La poésie, c’est l’harmonieuse association d’images et de musique, plus le regard que l’on porte sur les choses de la vie, le regard que l’on projette. J’ai le malheureux privilège d’être en perpétuel état de disponibilité poétique d’être en proie à de multiples sollicitations intérieures et d’être toujours en état de réceptivité. On n’est pas tout, pour pouvoir écrire, il faut que je sois en état de grâce, autrement dit libéré de tout fantasme et de toute inhibition. La poésie pour moi, c’est une patience et longue conquête. Elle réclame une méthode rigoureuse… le vers, les fulgurations, la musique du vers sur lesquels s’exerce l’imagination… l’attention rêveuse ou aiguë. Ensuite, je me blesse à la poésie. Et puis, j’écris des poèmes parce que je ne sais pas faire autre chose.
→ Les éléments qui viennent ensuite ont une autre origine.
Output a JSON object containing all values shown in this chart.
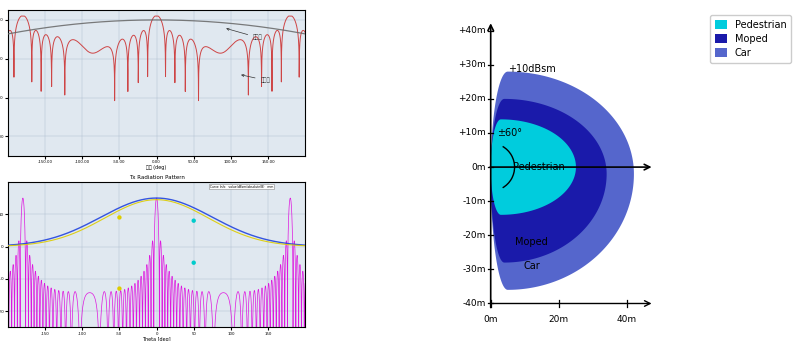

On a dit de vous : « Nul n’ignore la fringale poétique de Djamel Amrani. Il est connu pour être poète, jusqu’au bout des ongles… »
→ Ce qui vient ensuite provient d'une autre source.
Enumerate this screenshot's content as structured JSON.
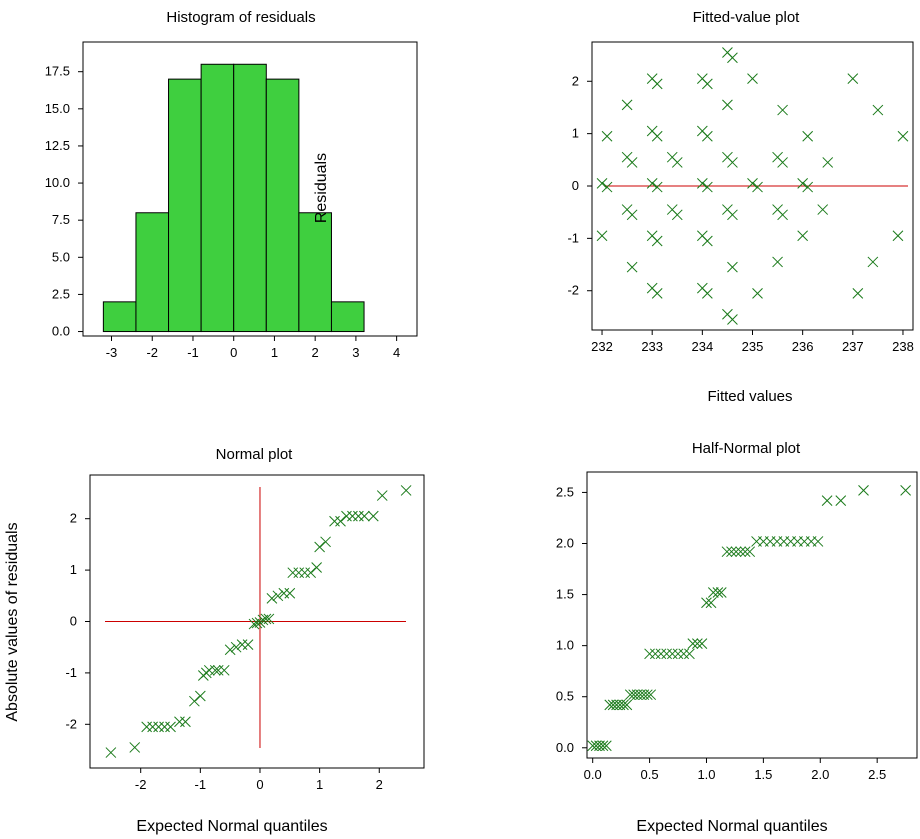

La poésie est aussi angoisse., pour un être introverti comme moi. Le recueil que vous évoquez ici s’intitule Au jour de ton corps (Enal, 1986). Je l’avais mis sous le boisseau et je l’ai retiré un jour où j’étais bien inspiré. Ecrit bien avant Aussi loin que mes regards se portent (Sned, 1972). Au jour de ton corps a été publié plus de dix ans plus tard, parce qu’en relisant mon manuscrit, je me suis retrouvé dans le même climat tragique qu’à l’époque où j’avais commencé à l’ébaucher. Alors sans le remanier j’ai pensé qu’il méritait d’être publié et je l’ai soumis à l’Enal avec un notice explicative. Pour en revenir à cette « fringale poétique », je ne dissimule pas que j’écris jusqu’à extinction, jusqu’à la crise de nerfs. Je suis attentif à tous, car eux de tout (je suis imperméable, bien évidemment aux discours amphigouriques) et la plume m’aide à métaboliser mes angoisses.